Author: Dean Tzobanakis
As you’ve probably heard from someone associated with BYX in the past few weeks, commitment is cool. We expect our brothers to be committed to our fraternity. That’s why there’s a semester-long barrier to entry called pledgeship that tests commitment. Many BYX brothers are also involved in campus ministries, student government, and other areas on campus. That’s awesome because the more outlets you have to exercise what you’re learning and growing in the better.
But that’s where we need to pause and offer the caveat that over-commitment is a thing. And we should also pause to add another caveat: that a lack of time management is also a thing. And these are two very different things.
I’ll give a few examples: often I hear that brothers don’t show up to things because they’re busy with something else. One of the most common is, “I can’t come to chapter meeting because I’m studying.”

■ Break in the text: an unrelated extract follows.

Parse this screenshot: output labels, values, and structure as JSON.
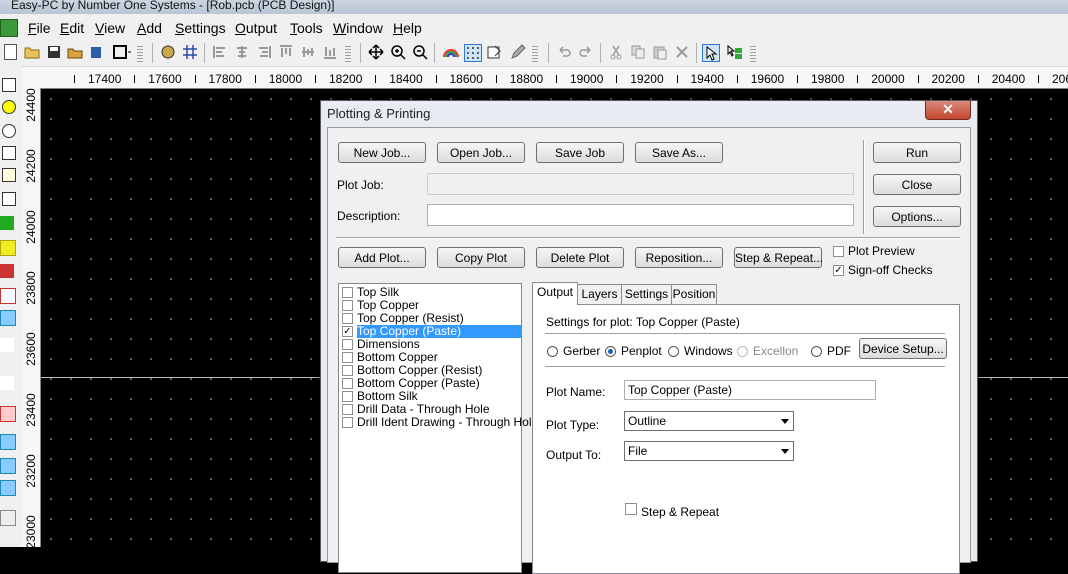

In the first case, there might be a time conflict for events hosted by multiple organizations a person may be committed to. And, being human, said person cannot be in two places at once. If conflicts like this cause an individual to be ineffective everywhere because they’re not truly committed anywhere (in essence, their focus and effort are too divided), that’s what you might call over-ambitious or over-commitment.
However, as in the latter example, if a brother isn’t coming to chapter because he has spent the rest of his week doing things other than study so that he is now only left with one night to take care of his scholarly duties instead of fulfilling a commitment he made to be present at chapter meeting, time management is the issue. Don’t hear me wrong, academics is more important than chapter meeting, but an hour-and-a-half meeting one night per week is not the only time someone has to focus on school.
As I said earlier, inept time management and over-commitment are two different things, but I often see them mixed up. Over-commitment is one thing, but I see some use the fact that they’re “committed to too many things” as an excuse for poor time management, producing a distant individual who has one foot one place and the other foot somewhere else. I’m not saying that BYX has to be paramount in a brother’s life, but can I propose that wherever we are, and in whatever capacity we are committed somewhere, that we have both feet in?
My point is this: we need to learn our limits, yes, but once we do we need to prioritize. We make time for what’s important to us, so it might be that the wrong things are occupying the “important” space in our brains while we neglect our commitments. (Seeking the Lord, taking care of business in the classroom, caring for your family, being present in BYX, and countless others.)
The habits we form now impact who we will become down the road, so why not work on these things now?
I’ll use marriage as an example. Selflessness, sacrifice and service are the language of the covenant of marriage. If you go into it with any other intention, you’re gonna have a bad time. Furthermore, an attitude of selflessness, sacrifice and service doesn’t seem to be magically deposited on any of us. A perfect willingness to put another before yourself doesn’t come naturally, but requires discipline, exercise and, of course, falling short a time or ten. You have an opportunity to love and serve others and focus less on yourself in your relationships (with everyone, not just significant others) right now; don’t sit on your hands and wait for your wedding day to start.
Likewise, obtaining a fancy piece of paper from your school of choice won’t likely produce a sense of commitment, promptness, organization, responsibility and time management when you haven’t worked that out. You have an opportunity to grow right now where you are; don’t sit on your hands until you graduate.
Dean Tzobanakis is the national advisor for the Baylor, Oklahoma State, LSU, Tennessee, and Central Oklahoma BYX chapters. He and his wife Kelsey live in Benbrook, TX.